Susan smiled and stroked Lucy's cheek. Then Lucy cupped her hands and tossed Susan back up into her saddle with a grin. It was cooler up there, and the men from the alehouse had gone back inside or gotten bored and slipped away elsewhere. Susan let out a small sigh of relief and took up Alambil's reins as she saw Lucy haul herself up onto her own horse's back. In a high, clear voice, her sister called: "People of Narnia, my sister and I love you all very dearly, but we really must be on our way and about our business, else all the shops will be wanting to close, and neither Susan nor I should like to keep some poor shopkeeper from his dinner a moment longer than necessary. Aslan be with you all."
As Lucy gave one last wave and nudged Aravir forward, Susan sat still in her seat, her legs pressed tightly together, taking a moment to admire the self-possessed woman her little sister was becoming. This was the same child who fought her brother and giggled, and did not want to eat her vegetables. The same child who cried over sad stories, and hid secret pet mice in her underwear drawer, and who jumped into Susan's bed on cold mornings simply for the delight of hearing her sister squeal at the touch of her frigid toes. This was her sister, the child she had raised, a queen.

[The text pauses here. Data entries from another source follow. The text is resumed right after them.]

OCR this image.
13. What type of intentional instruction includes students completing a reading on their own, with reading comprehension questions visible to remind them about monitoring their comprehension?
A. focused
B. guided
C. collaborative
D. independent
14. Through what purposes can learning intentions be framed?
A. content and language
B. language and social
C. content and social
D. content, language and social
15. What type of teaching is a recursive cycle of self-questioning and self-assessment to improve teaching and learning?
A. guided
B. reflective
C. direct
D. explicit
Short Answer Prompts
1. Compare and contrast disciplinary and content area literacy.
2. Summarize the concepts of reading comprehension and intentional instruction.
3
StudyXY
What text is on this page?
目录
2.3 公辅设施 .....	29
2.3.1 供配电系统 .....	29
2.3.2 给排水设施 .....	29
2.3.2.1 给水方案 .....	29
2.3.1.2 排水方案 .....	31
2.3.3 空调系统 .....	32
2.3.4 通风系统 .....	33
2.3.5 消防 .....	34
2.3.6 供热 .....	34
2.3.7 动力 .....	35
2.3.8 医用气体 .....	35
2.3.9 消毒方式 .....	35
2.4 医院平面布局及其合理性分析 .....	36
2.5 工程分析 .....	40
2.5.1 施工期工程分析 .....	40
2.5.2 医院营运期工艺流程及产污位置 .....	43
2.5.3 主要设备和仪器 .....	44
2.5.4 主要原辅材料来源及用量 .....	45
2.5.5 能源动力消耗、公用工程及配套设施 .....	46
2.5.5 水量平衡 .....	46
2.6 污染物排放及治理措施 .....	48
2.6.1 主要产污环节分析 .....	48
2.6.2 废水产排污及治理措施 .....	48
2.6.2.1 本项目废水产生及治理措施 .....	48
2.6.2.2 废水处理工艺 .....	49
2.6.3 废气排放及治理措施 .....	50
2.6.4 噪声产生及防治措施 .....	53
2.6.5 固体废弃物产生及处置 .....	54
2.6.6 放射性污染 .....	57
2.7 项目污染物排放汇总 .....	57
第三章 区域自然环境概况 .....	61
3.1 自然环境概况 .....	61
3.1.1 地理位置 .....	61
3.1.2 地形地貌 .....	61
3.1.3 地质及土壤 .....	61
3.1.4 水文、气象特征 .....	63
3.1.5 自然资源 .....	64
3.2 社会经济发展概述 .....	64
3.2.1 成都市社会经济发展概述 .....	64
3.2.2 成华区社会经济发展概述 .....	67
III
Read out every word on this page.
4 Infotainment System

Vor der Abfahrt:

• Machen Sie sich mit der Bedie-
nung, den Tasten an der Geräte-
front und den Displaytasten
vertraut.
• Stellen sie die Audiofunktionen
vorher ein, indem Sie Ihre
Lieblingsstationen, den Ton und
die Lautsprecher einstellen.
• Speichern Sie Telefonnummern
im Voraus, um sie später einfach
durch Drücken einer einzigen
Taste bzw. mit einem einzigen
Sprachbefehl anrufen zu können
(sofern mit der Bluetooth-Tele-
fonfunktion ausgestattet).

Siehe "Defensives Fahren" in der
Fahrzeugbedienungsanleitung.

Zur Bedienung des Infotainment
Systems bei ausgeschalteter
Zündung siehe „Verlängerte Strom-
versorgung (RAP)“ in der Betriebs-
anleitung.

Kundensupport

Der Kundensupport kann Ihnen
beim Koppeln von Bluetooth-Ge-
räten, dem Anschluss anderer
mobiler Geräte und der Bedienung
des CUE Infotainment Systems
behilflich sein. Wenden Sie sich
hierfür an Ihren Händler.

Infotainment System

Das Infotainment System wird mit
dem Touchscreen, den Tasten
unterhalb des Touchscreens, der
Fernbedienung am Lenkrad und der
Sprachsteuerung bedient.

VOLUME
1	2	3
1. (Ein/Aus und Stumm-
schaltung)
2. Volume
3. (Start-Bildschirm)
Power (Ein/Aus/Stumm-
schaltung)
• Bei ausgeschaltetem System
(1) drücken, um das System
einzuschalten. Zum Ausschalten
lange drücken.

As Alambil began to move forward, following her own sister of her own accord, Susan looked sideways and her eyes met with the withered old face of the grandmother in the crowd. Somehow, her prediction did not feel so fearful just now. Susan did not know if this was because of the distance between them, but strangely, she felt a kinship with the old woman, as she did with Lucy. Some thread seemed to bind them together, the maiden, the crone, and the mother... The mother of all Narnia. She tried to imagine herself in ten years time, surrounded by a brood of royal children, and for a moment the picture was utterly clear and almost real. Perhaps the woman was right. Perhaps her destiny lay in finding happiness through her children, and in raising them to love Narnia and the Narnians. Perhaps that was her purpose. Only the children's father remained a mystery, his face clouded from view.

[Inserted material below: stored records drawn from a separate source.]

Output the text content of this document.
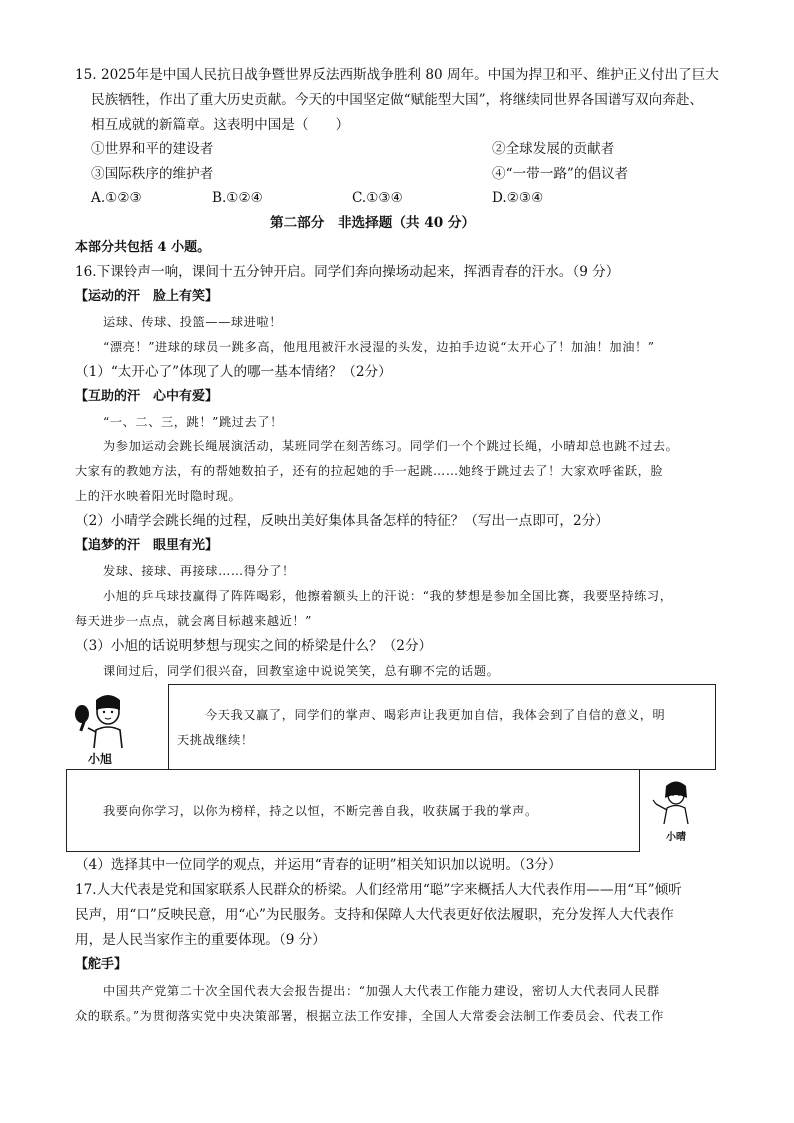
15. 2025年是中国人民抗日战争暨世界反法西斯战争胜利 80 周年。中国为捍卫和平、维护正义付出了巨大
民族牺牲，作出了重大历史贡献。今天的中国坚定做“赋能型大国”，将继续同世界各国谱写双向奔赴、
相互成就的新篇章。这表明中国是（　　）
①世界和平的建设者	②全球发展的贡献者
③国际秩序的维护者	④“一带一路”的倡议者
A.①②③	B.①②④	C.①③④	D.②③④
第二部分　非选择题（共 40 分）
本部分共包括 4 小题。
16.下课铃声一响，课间十五分钟开启。同学们奔向操场动起来，挥洒青春的汗水。（9 分）
【运动的汗　脸上有笑】
运球、传球、投篮——球进啦！
“漂亮！”进球的球员一跳多高，他甩甩被汗水浸湿的头发，边拍手边说“太开心了！加油！加油！”
（1）“太开心了”体现了人的哪一基本情绪？（2分）
【互助的汗　心中有爱】
“一、二、三，跳！”跳过去了！
为参加运动会跳长绳展演活动，某班同学在刻苦练习。同学们一个个跳过长绳，小晴却总也跳不过去。
大家有的教她方法，有的帮她数拍子，还有的拉起她的手一起跳……她终于跳过去了！大家欢呼雀跃，脸
上的汗水映着阳光时隐时现。
（2）小晴学会跳长绳的过程，反映出美好集体具备怎样的特征？（写出一点即可，2分）
【追梦的汗　眼里有光】
发球、接球、再接球……得分了！
小旭的乒乓球技赢得了阵阵喝彩，他擦着额头上的汗说：“我的梦想是参加全国比赛，我要坚持练习，
每天进步一点点，就会离目标越来越近！”
（3）小旭的话说明梦想与现实之间的桥梁是什么？（2分）
课间过后，同学们很兴奋，回教室途中说说笑笑，总有聊不完的话题。
小旭
今天我又赢了，同学们的掌声、喝彩声让我更加自信，我体会到了自信的意义，明
天挑战继续！
我要向你学习，以你为榜样，持之以恒，不断完善自我，收获属于我的掌声。
小晴
（4）选择其中一位同学的观点，并运用“青春的证明”相关知识加以说明。（3分）
17.人大代表是党和国家联系人民群众的桥梁。人们经常用“聪”字来概括人大代表作用——用“耳”倾听
民声，用“口”反映民意，用“心”为民服务。支持和保障人大代表更好依法履职，充分发挥人大代表作
用，是人民当家作主的重要体现。（9 分）
【舵手】
中国共产党第二十次全国代表大会报告提出：“加强人大代表工作能力建设，密切人大代表同人民群
众的联系。”为贯彻落实党中央决策部署，根据立法工作安排，全国人大常委会法制工作委员会、代表工作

This strange feeling lasted until the two sisters turned the corner, and left the crowd behind. Out of sight, Lucy spurred her horse into a sprightly little canter and broke out into a gale of unqueenly laughter, a thirteen year old child once more. Susan smiled, and spurred Alambil, urging her placid mount to catch up. "Come on, Su! Let's go and get Edmund his precious almond cakes, and then eat every last one of them on the ride home! He doesn't deserve them, for being such a cross-patch with you. But if he's lucky, I might just buy him a new pencil from the art shop."